# Tumbler help



## mammabooh (Sep 1, 2004)

Anyone here use a tumbler for jewelry?

I bought a little cheap-o tumbler at Harbor Freight today, but I know nothing about the shot that I will need to use in it. I want to use the tumbler to harden and polish my sterling and copper work. Can I use the same shot for everything? What do I need???? Please help!


----------



## Danaus29 (Sep 12, 2005)

I've never done it myself but I found this:
http://www.mamasminerals.com/page/MM/PROD/EQL-SSSJM


----------



## mammabooh (Sep 1, 2004)

Thanks!


----------



## Simpler Times (Nov 4, 2002)

I questioned the same thing about tumbling with shot. I just bought regular steel shot from Wal Mart for my copper jewelry. Although the shot soon had a light film of rust set in, I just rinsed it and the jewelry off well each time and it seems to work find.
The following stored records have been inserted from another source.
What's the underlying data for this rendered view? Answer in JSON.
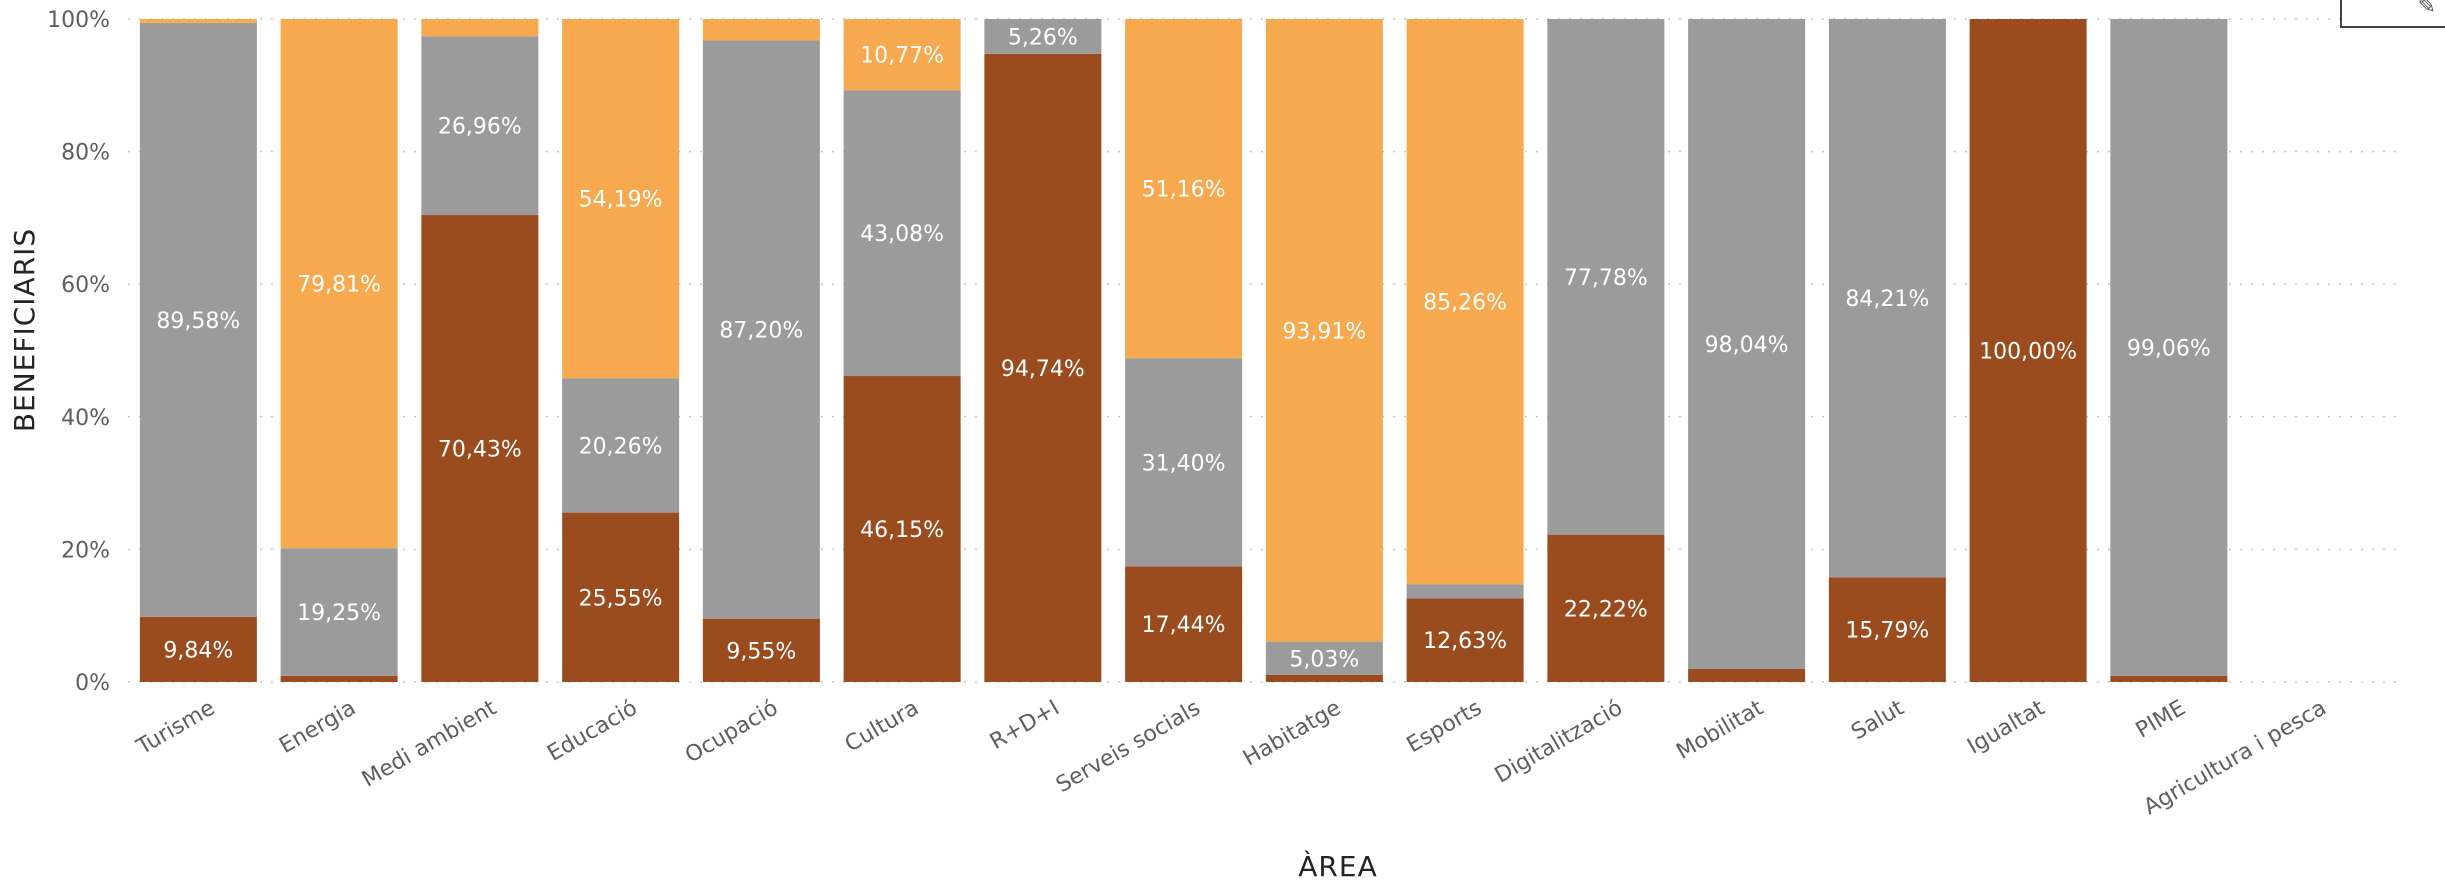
{
  "chart_data": {
    "type": "bar",
    "stacked": "percent",
    "xlabel": "ÀREA",
    "ylabel": "BENEFICIARIS",
    "ylim": [
      0,
      100
    ],
    "yticks": [
      "0%",
      "20%",
      "40%",
      "60%",
      "80%",
      "100%"
    ],
    "grid": true,
    "categories": [
      "Turisme",
      "Energia",
      "Medi ambient",
      "Educació",
      "Ocupació",
      "Cultura",
      "R+D+I",
      "Serveis socials",
      "Habitatge",
      "Esports",
      "Digitalització",
      "Mobilitat",
      "Salut",
      "Igualtat",
      "PIME",
      "Agricultura i pesca"
    ],
    "series": [
      {
        "color": "#9a4c1e",
        "values": [
          9.84,
          0.94,
          70.43,
          25.55,
          9.55,
          46.15,
          94.74,
          17.44,
          1.06,
          12.63,
          22.22,
          1.96,
          15.79,
          100.0,
          0.94,
          0
        ],
        "labels": [
          "9,84%",
          "",
          "70,43%",
          "25,55%",
          "9,55%",
          "46,15%",
          "94,74%",
          "17,44%",
          "",
          "12,63%",
          "22,22%",
          "",
          "15,79%",
          "100,00%",
          "",
          ""
        ]
      },
      {
        "color": "#9b9b9c",
        "values": [
          89.58,
          19.25,
          26.96,
          20.26,
          87.2,
          43.08,
          5.26,
          31.4,
          5.03,
          2.11,
          77.78,
          98.04,
          84.21,
          0,
          99.06,
          0
        ],
        "labels": [
          "89,58%",
          "19,25%",
          "26,96%",
          "20,26%",
          "87,20%",
          "43,08%",
          "5,26%",
          "31,40%",
          "5,03%",
          "",
          "77,78%",
          "98,04%",
          "84,21%",
          "",
          "99,06%",
          ""
        ]
      },
      {
        "color": "#f6a94f",
        "values": [
          0.58,
          79.81,
          2.61,
          54.19,
          3.25,
          10.77,
          0,
          51.16,
          93.91,
          85.26,
          0,
          0,
          0,
          0,
          0,
          0
        ],
        "labels": [
          "",
          "79,81%",
          "",
          "54,19%",
          "",
          "10,77%",
          "",
          "51,16%",
          "93,91%",
          "85,26%",
          "",
          "",
          "",
          "",
          "",
          ""
        ]
      }
    ]
  }
}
Not sure what it will do with silver but I couldn't justify paying that kind of price for the recommended shot for my copper stuff.


----------



## CraftyDiva (Aug 26, 2003)

Sunshine dish detergent is suppose to prevent steel shot from rusting.
You might find some useful info here..................
http://forums.about.com/n/pfx/forum.aspx?nav=printDiscussion&webtag=ab-jewelrymkg&tid=35610


----------